- Born: c. 1954 Uganda
- Citizenship: Uganda
- Education: Makerere University (Bachelor of Medicine and Surgery) (Master of Medicine in Internal Medicine) Royal College of Physicians (Fellow of the Royal College of Physicians)
- Occupations: Physician, researcher, academic, community leader
- Years active: Since 1980
- Known for: Medical research, leadership
- Title: Professor of Medicine Makerere University College of Health Sciences

= Magid Kagimu =

Ugandan physician (born c. 1954)

Magid Mayanja Kagimu (born c. 1954) is a Ugandan physician, academic and community leader, who serves as Professor of Medicine and Head of the Gastroenterology Division at Makerere University College of Health Sciences, in Kampala, Uganda's capital and largest city.

==Background and education==
Kagimu was born in Buganda circa 1954. He attended local elementary schools. He studied at Kings College Budo for his high school education.

He was admitted to Makerere University Medical School, the oldest school of medicine in East Africa, in 1974. He graduated in 1979 with a Bachelor of Medicine and Bachelor of Surgery (MBChB) degree.

Following a year of internship, and another as a medical officer, he returned to Makerere to pursue a Master of Medicine in Internal Medicine, graduating in 1983. His chosen specialty is gastroenterology.

In 2017, he was elected as a Fellow of the Royal College of Physicians.

==Career==
For a period spanning over 30 years, Kagimu has served as lecturer, senior lecturer, associate professor and full professor in the division of gastroenterology, department of medicine, at Makerere University College of Health Sciences. He concurrently serves as a Senior Consultant gastroenterologist at Mulago National Referral Hospital, the teaching hospital of the medical college.

He is a member of the gastroenterology team that cared for Joyce Moriku, the State Minister of Health for Primary Care, in the Cabinet of Uganda, when she fell ill in November 2017.

==Other roles==
Kagimu serves as the chairman of the Islamic Medical Association of Uganda (IMAU).
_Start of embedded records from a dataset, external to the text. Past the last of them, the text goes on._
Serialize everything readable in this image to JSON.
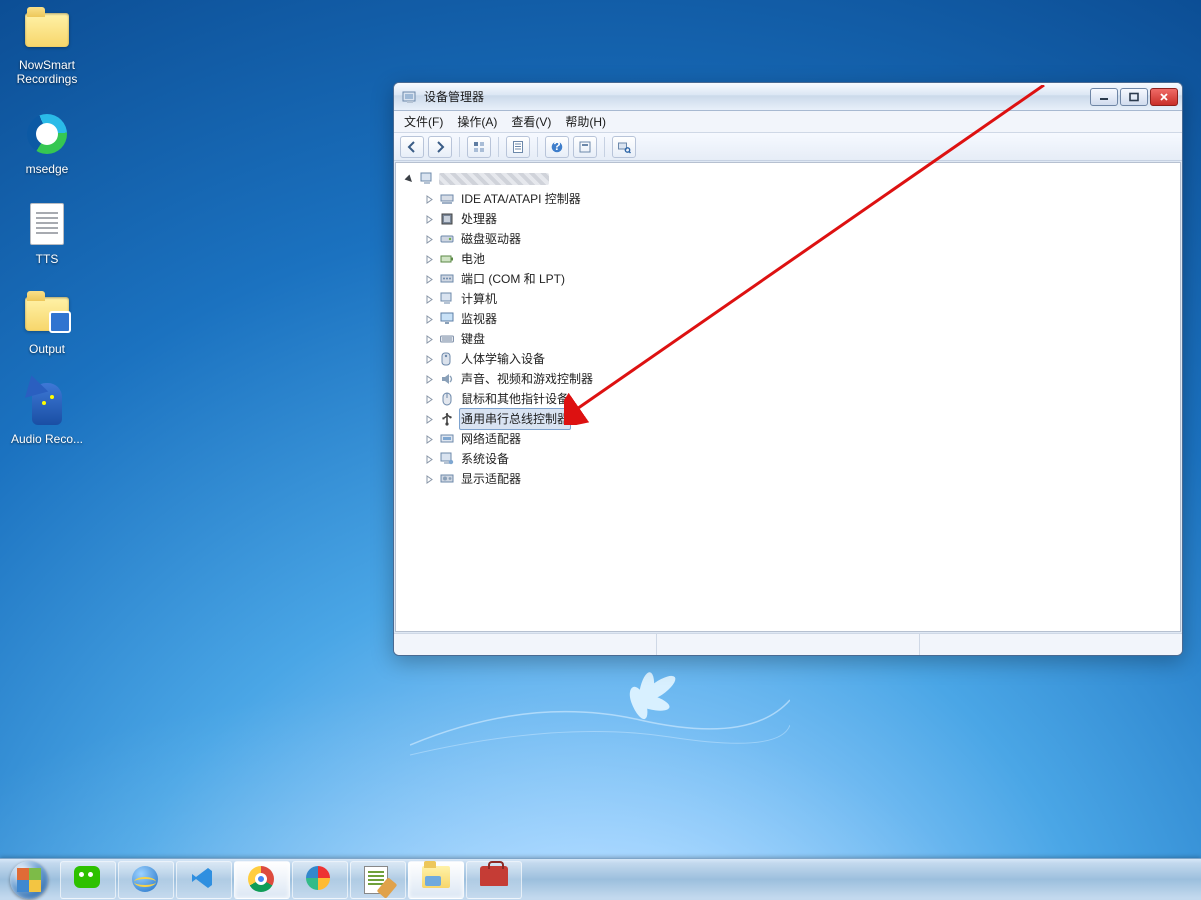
{
  "desktop": {
    "icons": [
      {
        "id": "nowsmart-recordings",
        "label": "NowSmart Recordings",
        "graphic": "folder"
      },
      {
        "id": "msedge",
        "label": "msedge",
        "graphic": "edge"
      },
      {
        "id": "tts",
        "label": "TTS",
        "graphic": "text"
      },
      {
        "id": "output",
        "label": "Output",
        "graphic": "folder-badge"
      },
      {
        "id": "audio-reco",
        "label": "Audio Reco...",
        "graphic": "wizard"
      }
    ]
  },
  "window": {
    "title": "设备管理器",
    "menus": [
      {
        "id": "file",
        "label": "文件(F)"
      },
      {
        "id": "action",
        "label": "操作(A)"
      },
      {
        "id": "view",
        "label": "查看(V)"
      },
      {
        "id": "help",
        "label": "帮助(H)"
      }
    ],
    "toolbar": [
      {
        "id": "back",
        "icon": "arrow-left"
      },
      {
        "id": "forward",
        "icon": "arrow-right"
      },
      {
        "id": "sep1",
        "icon": "sep"
      },
      {
        "id": "show-tree",
        "icon": "tree"
      },
      {
        "id": "sep2",
        "icon": "sep"
      },
      {
        "id": "properties",
        "icon": "props"
      },
      {
        "id": "sep3",
        "icon": "sep"
      },
      {
        "id": "help-btn",
        "icon": "help"
      },
      {
        "id": "filter",
        "icon": "filter"
      },
      {
        "id": "sep4",
        "icon": "sep"
      },
      {
        "id": "scan",
        "icon": "scan"
      }
    ],
    "root_label_redacted": true,
    "categories": [
      {
        "id": "ide",
        "label": "IDE ATA/ATAPI 控制器",
        "icon": "ide"
      },
      {
        "id": "cpu",
        "label": "处理器",
        "icon": "cpu"
      },
      {
        "id": "disk",
        "label": "磁盘驱动器",
        "icon": "disk"
      },
      {
        "id": "battery",
        "label": "电池",
        "icon": "battery"
      },
      {
        "id": "ports",
        "label": "端口 (COM 和 LPT)",
        "icon": "port"
      },
      {
        "id": "computer",
        "label": "计算机",
        "icon": "pc"
      },
      {
        "id": "monitor",
        "label": "监视器",
        "icon": "monitor"
      },
      {
        "id": "keyboard",
        "label": "键盘",
        "icon": "keyboard"
      },
      {
        "id": "hid",
        "label": "人体学输入设备",
        "icon": "hid"
      },
      {
        "id": "sound",
        "label": "声音、视频和游戏控制器",
        "icon": "sound"
      },
      {
        "id": "mouse",
        "label": "鼠标和其他指针设备",
        "icon": "mouse"
      },
      {
        "id": "usb",
        "label": "通用串行总线控制器",
        "icon": "usb",
        "selected": true
      },
      {
        "id": "network",
        "label": "网络适配器",
        "icon": "net"
      },
      {
        "id": "system",
        "label": "系统设备",
        "icon": "sys"
      },
      {
        "id": "display",
        "label": "显示适配器",
        "icon": "gpu"
      }
    ]
  },
  "taskbar": {
    "items": [
      {
        "id": "wechat",
        "icon": "wechat",
        "active": false
      },
      {
        "id": "ie",
        "icon": "ie",
        "active": false
      },
      {
        "id": "vscode",
        "icon": "vscode",
        "active": false
      },
      {
        "id": "chrome",
        "icon": "chrome",
        "active": true
      },
      {
        "id": "beachball",
        "icon": "bea",
        "active": false
      },
      {
        "id": "notepadpp",
        "icon": "notepp",
        "active": false
      },
      {
        "id": "explorer",
        "icon": "explorer",
        "active": true
      },
      {
        "id": "toolbox",
        "icon": "toolbox",
        "active": false
      }
    ]
  }
}
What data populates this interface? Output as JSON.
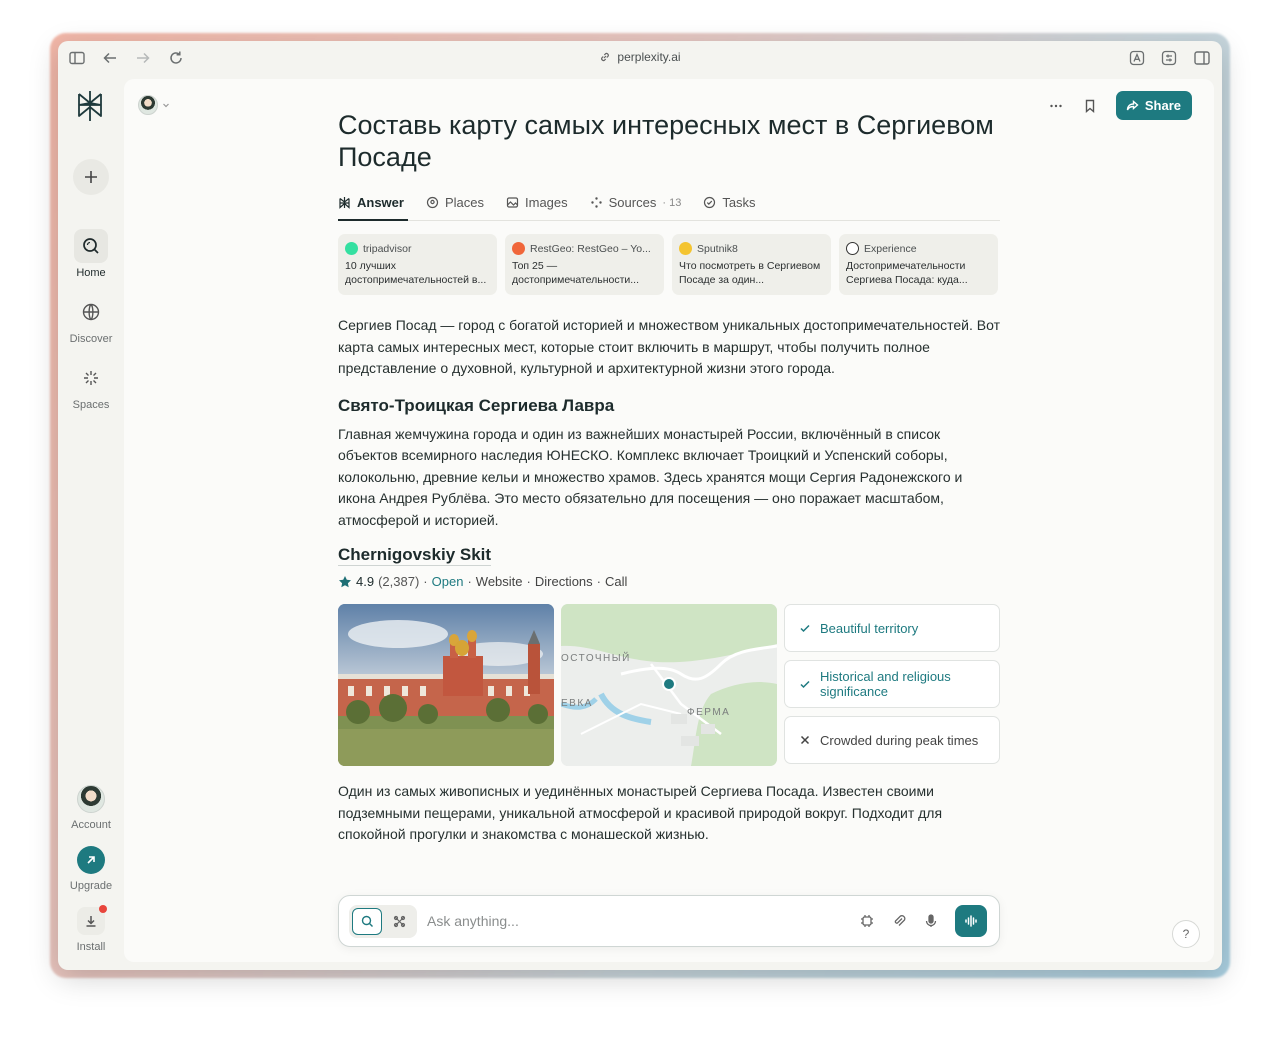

He also serves as the Secretariat Administrator of the Uganda Gastroenterology Society.

In 2016, when the Embassy of Sweden in Uganda launched a campaign to recognize the critical role that midwives play in Ugandan society, Kagimu was selected by the embassy as one of seven Champions of the Midwives4all campaign. The role of the champions was to mobilize communities, influence policy-makers and encourage young people to consider training as midwives.